Wednesday 29 December 2010

Disappointment

This morning I received a letter from my respiratory consultant saying that there has been no significant improvements whilst on the trial of Omalizumab, therefore there is no point continuing with it. I'm surprised at how disappointed I felt reading that letter. I mean, I was expecting this to be the outcome as the improvements have been very small and maybe not even there, maybe I was just seeing improvements because I so desperately wanted them. I was really suffering with side effects, mainly joint pain, and I had suspected that the side effects were outweighing any benefits.
I still clung onto that tiny bit of hope that this would be my 'miracle cure', I knew deep down that it wasn't but until someone else told me otherwise then that thought remained. Now, someone else has told me.
I'm due to see my consultant in a few weeks so I guess we'll discuss it properly then.
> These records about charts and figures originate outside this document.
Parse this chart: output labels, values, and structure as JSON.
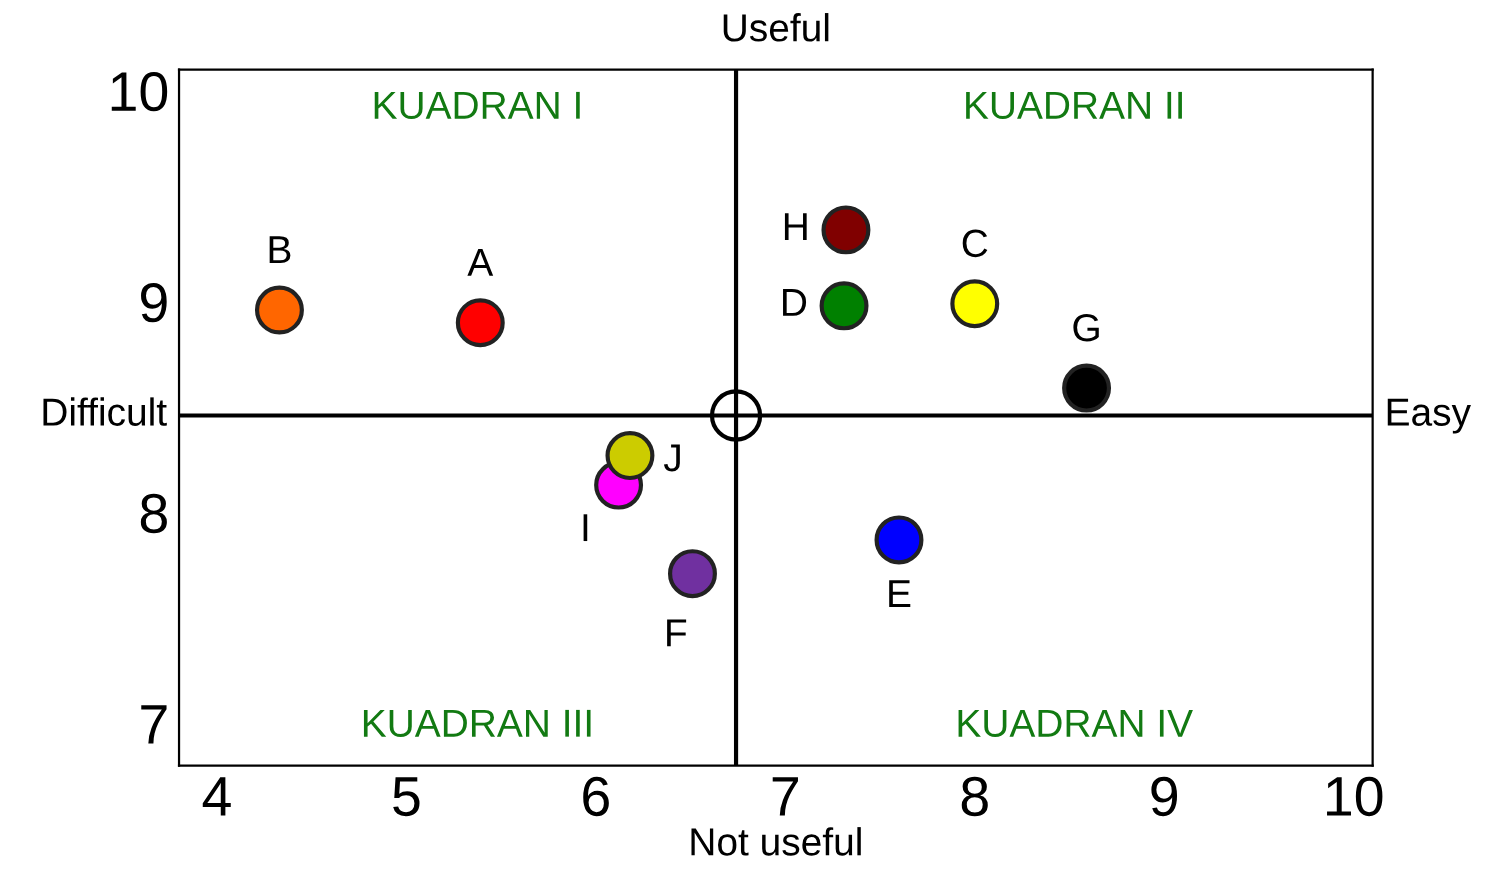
{
  "chart_data": {
    "type": "scatter",
    "title": "Useful",
    "xlabel": "Not useful",
    "ylabel": "Difficult",
    "y2label": "Easy",
    "annotations": [
      "KUADRAN I",
      "KUADRAN II",
      "KUADRAN III",
      "KUADRAN IV"
    ],
    "series": [
      {
        "name": "A",
        "color": "#ff0000",
        "x": [
          5.39
        ],
        "values": [
          8.9
        ]
      },
      {
        "name": "B",
        "color": "#ff6600",
        "x": [
          4.33
        ],
        "values": [
          8.96
        ]
      },
      {
        "name": "C",
        "color": "#ffff00",
        "x": [
          8.0
        ],
        "values": [
          8.99
        ]
      },
      {
        "name": "D",
        "color": "#008000",
        "x": [
          7.31
        ],
        "values": [
          8.98
        ]
      },
      {
        "name": "E",
        "color": "#0000ff",
        "x": [
          7.6
        ],
        "values": [
          7.87
        ]
      },
      {
        "name": "F",
        "color": "#7030a0",
        "x": [
          6.51
        ],
        "values": [
          7.71
        ]
      },
      {
        "name": "G",
        "color": "#000000",
        "x": [
          8.59
        ],
        "values": [
          8.59
        ]
      },
      {
        "name": "H",
        "color": "#800000",
        "x": [
          7.32
        ],
        "values": [
          9.34
        ]
      },
      {
        "name": "I",
        "color": "#ff00ff",
        "x": [
          6.12
        ],
        "values": [
          8.13
        ]
      },
      {
        "name": "J",
        "color": "#cccc00",
        "x": [
          6.18
        ],
        "values": [
          8.27
        ]
      }
    ],
    "ref_lines": [
      {
        "axis": "x",
        "value": 6.74,
        "color": "#000000"
      },
      {
        "axis": "y",
        "value": 8.46,
        "color": "#000000"
      }
    ],
    "xlim": [
      3.8,
      10.1
    ],
    "ylim": [
      6.8,
      10.1
    ],
    "xticks": [
      4,
      5,
      6,
      7,
      8,
      9,
      10
    ],
    "yticks": [
      7,
      8,
      9,
      10
    ],
    "grid": false,
    "legend": false,
    "marker": "circle"
  }
}
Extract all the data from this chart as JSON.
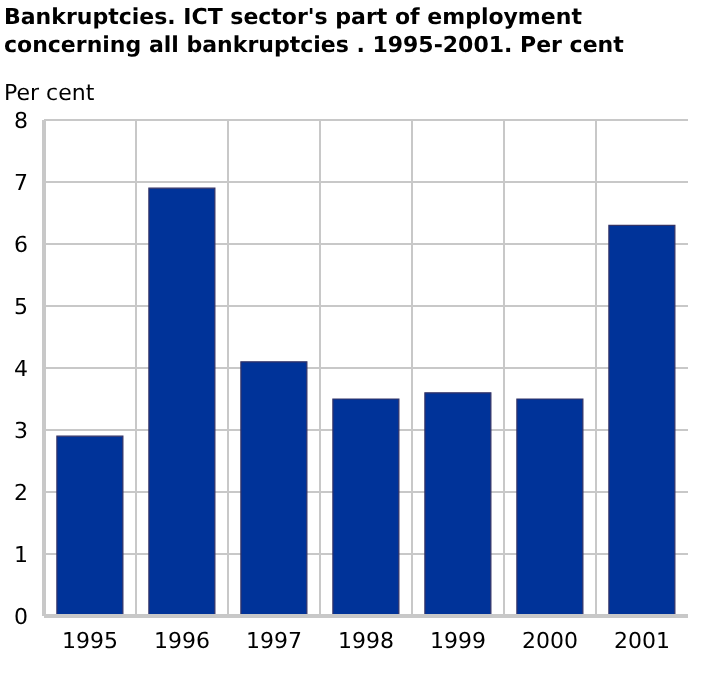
{
  "chart_data": {
    "type": "bar",
    "title": "Bankruptcies. ICT sector's part of employment concerning all bankruptcies . 1995-2001. Per cent",
    "ylabel": "Per cent",
    "categories": [
      "1995",
      "1996",
      "1997",
      "1998",
      "1999",
      "2000",
      "2001"
    ],
    "values": [
      2.9,
      6.9,
      4.1,
      3.5,
      3.6,
      3.5,
      6.3
    ],
    "color": "#003399",
    "ylim": [
      0,
      8
    ],
    "yticks": [
      0,
      1,
      2,
      3,
      4,
      5,
      6,
      7,
      8
    ],
    "grid": true
  }
}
Christmas is my favourite time of year, but this year I can't shake a sadness. I've noticed my old depressive thought patterns re-emerging. I don't know.... I hope I'm just thinking too much. I can't find the words to write anymore on that, meh.

I hope everyone has had a lovely Christmas, and I wish you all a happy, healthy and peaceful 2011 :)

Saturday 11 December 2010

Mixed feelings

Christmas is my favourite time of year :D This week I've been to a few christmas markets around the country, the atmosphere at these places has been amazing. I'm off to London next week, I can't wait to visit the Winter Wonderland and Harrods Christmas department, and no doubt relieve my bank account of some pennies!!

I've really been suffering with joint pain recently, caused by the Omalizumab injections. The knee pain has gotten so bad that when I kneel down, I need to hold on to something to help me stand up. Also, the longer I walk around, the stiffer and more painful my knees and lower back get :( There are other side effects too (mouth ulcers, finger and toe joint pain, headaches, indigestion) but I can ignore those as they seem to ease off, the knee and back pain is persistant and seems to be getting worse.
I had an injection a few days ago where I mentioned this to my respiratory nurse. She thinks that the side effects are outweighing the very small improvement in my asthma, and wants to talk to my consultant before I'm due my next dose. I'm due to see my consultant in the new year anyway, a few months back he told me that he'd taken some of his patients off Omalizumab as their side effects weren't worth the negligable improvement in their asthma, sooooo it looks like Omalizumab isn't going to be my miracle cure :(
On one hand I don't really want to take a medication that is causing me so much pain without any noticable improvement in my lungs, on the other hand I had high hopes that this medication would help me - help both my asthma and my fight to return to nursing, so this is all rather disheartening.